Some of this stuff performs very well, and is heavy used. Stateless ejb seems the most used here at Gioorgi.com when our customers ask us EJB implementation.

EJB implementation was trained by big vendor with a lot of expertise on transaction monitor: complex stuff able to scale and manage transaction. Tipically such vendor (IBM, Tibco, etc) was managing banking transaction, so in that context consistency was a major concern.

Then...the  Father of Java (Goslin) was hired by Google :) Is something changing?

Yes, it is: in the last years  eBay, Amazon, and Facebook needed to scale at the maximum rate. Google Search engine  is another story because initially it was a read only query, so it needs to scale but with a better set of constraints. (in the last year Google started real-time upgrade to their index, and faces similar issues).

In this  article, we will try to explore the NoSQL mantra. So let's start. Your comments will be welcome! What is your experience? Keep in mind NoSQL is not a standard, its like more a "tag" a descriptive label.  All the NoSQL database differs each other, so we faced some difficulties harvesting information out of there.

Focusing on Database, the first thing to consider is the Brewer's CAP Theorem:

The CAP theorem, also known as Brewer's theorem, states that it is impossible for a distributed computer system to simultaneously provide all three of the following guarantees:[1][2]

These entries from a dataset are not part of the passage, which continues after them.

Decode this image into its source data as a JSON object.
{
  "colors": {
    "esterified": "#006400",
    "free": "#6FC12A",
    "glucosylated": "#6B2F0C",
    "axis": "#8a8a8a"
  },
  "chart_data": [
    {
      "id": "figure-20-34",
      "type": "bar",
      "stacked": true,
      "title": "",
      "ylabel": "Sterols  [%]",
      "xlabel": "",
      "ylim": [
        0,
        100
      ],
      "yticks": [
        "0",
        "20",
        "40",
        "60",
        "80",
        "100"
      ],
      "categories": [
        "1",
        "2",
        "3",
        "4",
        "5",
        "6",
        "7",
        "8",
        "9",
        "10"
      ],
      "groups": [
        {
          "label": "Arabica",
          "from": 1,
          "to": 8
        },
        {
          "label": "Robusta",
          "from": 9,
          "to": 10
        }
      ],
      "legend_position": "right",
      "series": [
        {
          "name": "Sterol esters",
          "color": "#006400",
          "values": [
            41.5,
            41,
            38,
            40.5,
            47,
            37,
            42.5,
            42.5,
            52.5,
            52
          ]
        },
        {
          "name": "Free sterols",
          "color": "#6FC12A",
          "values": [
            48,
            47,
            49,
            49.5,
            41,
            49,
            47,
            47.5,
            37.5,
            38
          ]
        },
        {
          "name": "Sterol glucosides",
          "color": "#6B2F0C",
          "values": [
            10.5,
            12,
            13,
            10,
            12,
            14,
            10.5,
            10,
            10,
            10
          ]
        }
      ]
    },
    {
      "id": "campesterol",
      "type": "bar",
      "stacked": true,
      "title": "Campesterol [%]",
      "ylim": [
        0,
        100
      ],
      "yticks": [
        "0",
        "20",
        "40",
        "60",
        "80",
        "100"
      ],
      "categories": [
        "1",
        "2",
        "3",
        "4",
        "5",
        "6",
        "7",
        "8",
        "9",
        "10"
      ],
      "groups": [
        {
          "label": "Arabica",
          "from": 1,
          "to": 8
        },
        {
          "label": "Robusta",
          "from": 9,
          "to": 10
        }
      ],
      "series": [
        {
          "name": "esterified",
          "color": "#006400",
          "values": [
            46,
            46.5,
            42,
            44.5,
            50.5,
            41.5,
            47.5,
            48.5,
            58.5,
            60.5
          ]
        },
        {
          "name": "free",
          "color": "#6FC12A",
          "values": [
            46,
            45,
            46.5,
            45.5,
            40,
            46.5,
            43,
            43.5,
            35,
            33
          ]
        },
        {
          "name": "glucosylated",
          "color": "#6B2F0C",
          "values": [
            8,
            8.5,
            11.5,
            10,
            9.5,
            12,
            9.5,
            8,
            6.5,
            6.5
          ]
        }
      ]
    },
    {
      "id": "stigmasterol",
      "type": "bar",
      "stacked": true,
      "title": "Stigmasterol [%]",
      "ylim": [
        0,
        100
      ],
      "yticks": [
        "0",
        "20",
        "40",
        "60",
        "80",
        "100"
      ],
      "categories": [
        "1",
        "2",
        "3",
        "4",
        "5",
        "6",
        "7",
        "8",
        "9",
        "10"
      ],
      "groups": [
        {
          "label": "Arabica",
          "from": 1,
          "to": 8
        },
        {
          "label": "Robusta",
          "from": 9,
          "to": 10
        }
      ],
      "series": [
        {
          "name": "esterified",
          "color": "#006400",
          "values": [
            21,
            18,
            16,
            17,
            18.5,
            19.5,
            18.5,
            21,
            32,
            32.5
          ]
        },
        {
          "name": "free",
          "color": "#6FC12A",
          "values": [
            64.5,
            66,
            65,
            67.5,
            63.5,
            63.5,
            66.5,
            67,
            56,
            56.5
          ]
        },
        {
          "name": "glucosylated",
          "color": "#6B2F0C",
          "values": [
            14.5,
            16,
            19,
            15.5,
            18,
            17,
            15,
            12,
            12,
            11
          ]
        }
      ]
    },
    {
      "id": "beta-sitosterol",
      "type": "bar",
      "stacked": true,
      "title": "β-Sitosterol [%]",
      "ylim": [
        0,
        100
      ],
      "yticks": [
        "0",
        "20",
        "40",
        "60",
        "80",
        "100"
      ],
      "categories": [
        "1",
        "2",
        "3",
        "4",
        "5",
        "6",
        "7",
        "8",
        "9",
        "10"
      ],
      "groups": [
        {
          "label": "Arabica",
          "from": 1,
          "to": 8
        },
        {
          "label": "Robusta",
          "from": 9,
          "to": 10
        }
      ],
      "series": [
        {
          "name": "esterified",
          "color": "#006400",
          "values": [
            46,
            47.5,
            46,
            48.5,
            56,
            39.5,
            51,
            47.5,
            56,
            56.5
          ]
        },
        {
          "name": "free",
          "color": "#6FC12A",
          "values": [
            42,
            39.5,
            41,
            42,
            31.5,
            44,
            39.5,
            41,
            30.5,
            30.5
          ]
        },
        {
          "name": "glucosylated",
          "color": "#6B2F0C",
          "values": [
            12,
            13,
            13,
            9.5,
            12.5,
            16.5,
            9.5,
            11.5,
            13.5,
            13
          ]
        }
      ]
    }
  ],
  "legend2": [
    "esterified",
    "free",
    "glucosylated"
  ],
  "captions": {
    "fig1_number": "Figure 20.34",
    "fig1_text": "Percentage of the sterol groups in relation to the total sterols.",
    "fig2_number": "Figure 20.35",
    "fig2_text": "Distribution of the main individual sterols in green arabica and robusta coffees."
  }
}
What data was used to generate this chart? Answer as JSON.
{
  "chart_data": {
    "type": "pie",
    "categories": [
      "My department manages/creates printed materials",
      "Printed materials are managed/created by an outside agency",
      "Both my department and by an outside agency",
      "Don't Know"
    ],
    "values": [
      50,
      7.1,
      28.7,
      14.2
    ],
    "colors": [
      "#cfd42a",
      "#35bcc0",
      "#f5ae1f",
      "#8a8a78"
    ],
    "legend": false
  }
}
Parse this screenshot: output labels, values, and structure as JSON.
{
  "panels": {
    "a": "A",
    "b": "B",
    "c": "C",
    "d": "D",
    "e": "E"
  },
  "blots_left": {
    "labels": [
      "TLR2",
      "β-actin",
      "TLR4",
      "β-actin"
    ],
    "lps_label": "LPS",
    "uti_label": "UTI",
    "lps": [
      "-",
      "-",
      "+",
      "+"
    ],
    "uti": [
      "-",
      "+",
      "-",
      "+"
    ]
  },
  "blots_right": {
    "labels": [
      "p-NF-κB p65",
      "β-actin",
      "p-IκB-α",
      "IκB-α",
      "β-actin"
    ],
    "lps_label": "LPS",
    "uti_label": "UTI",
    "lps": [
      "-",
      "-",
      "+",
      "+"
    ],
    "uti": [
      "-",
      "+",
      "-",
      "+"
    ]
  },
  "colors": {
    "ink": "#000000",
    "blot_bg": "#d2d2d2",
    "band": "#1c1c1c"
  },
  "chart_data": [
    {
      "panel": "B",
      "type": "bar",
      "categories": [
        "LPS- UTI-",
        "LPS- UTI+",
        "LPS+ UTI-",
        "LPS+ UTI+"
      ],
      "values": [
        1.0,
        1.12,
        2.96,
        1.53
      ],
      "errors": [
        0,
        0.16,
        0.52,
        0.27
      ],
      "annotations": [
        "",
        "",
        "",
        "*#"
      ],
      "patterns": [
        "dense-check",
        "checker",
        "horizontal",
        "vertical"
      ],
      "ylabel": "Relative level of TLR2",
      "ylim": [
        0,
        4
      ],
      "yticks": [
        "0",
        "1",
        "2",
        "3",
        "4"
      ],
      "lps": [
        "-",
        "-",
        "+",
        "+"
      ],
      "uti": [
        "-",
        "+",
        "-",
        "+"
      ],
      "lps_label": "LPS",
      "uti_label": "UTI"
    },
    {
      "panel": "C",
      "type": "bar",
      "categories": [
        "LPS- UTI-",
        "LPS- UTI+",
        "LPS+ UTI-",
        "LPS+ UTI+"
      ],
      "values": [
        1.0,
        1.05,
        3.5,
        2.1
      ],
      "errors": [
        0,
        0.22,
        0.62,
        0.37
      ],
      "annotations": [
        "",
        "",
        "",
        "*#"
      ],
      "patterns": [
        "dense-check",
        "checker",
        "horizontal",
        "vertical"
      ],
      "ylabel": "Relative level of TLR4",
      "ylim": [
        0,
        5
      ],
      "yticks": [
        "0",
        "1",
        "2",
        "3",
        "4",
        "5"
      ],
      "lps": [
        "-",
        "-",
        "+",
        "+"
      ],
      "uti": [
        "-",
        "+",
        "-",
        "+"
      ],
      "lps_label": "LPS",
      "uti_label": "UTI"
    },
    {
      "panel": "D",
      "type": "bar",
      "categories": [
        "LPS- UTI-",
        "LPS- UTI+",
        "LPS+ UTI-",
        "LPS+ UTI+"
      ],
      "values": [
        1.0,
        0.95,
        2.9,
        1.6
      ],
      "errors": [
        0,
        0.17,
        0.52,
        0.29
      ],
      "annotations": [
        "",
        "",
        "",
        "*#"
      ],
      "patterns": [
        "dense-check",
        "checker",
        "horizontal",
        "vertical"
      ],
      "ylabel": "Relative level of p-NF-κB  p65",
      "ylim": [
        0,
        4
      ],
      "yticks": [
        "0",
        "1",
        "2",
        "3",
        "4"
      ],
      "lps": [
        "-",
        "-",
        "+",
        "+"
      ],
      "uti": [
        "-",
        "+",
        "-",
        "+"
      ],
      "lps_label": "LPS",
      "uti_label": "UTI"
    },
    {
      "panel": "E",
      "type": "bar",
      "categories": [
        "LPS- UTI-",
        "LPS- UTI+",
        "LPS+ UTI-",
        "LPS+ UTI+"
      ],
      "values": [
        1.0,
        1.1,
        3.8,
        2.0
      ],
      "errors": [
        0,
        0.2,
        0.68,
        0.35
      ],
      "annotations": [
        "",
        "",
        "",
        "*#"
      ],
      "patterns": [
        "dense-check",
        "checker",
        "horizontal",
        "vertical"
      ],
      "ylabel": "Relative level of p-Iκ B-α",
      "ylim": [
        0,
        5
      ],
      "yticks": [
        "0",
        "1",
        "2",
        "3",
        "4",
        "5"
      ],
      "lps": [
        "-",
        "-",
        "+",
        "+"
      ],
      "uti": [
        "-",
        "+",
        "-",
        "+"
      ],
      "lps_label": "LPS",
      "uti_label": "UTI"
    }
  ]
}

  • Consistency (all nodes see the same data at the same time)
  • Availability (node failures do not prevent survivors from continuing to operate)
  • Partition tolerance (the system continues to operate despite arbitrary message loss)

According to the theorem, a distributed system can satisfy any two of these guarantees at the same time, but not all three.[3]

Normally relational databases try to take the first two. The easiest implementation is a master/slave replication on which if the master fail the slave can recover. But if the cable between master and slave is cut by a wererabbit, your infrastructure is broken. You slave cannot be synced and if your master go down you are in disgrace, even with slave working... a true distributed system would avoid this. Apache Cassandra take the last two, loosing Consistency at 100%. Google's Big Table and MongoDB drops Availability at 100%

Anyway some NoSQL can "tune" this option: for instance on Cassandra you will be able to say how much replicas in the cluster you want consistent. This is quite important. Big Table could lost Availability of some data, but for a very short time! (BigTable is a consuing on its documentation, so I will avoid to do more deeply analysis).

Is NoSQL best fit for your next project? This question is very difficult, also because there are not yet best practices and/or pattern to follow and explore, but a lot of them do not seems to pay the bill yet.

Take a look also at this other comparation, which is a bit biased in favor of Mongodb.

So the conclusion is: stay and wait, NoSql is still not yet mature.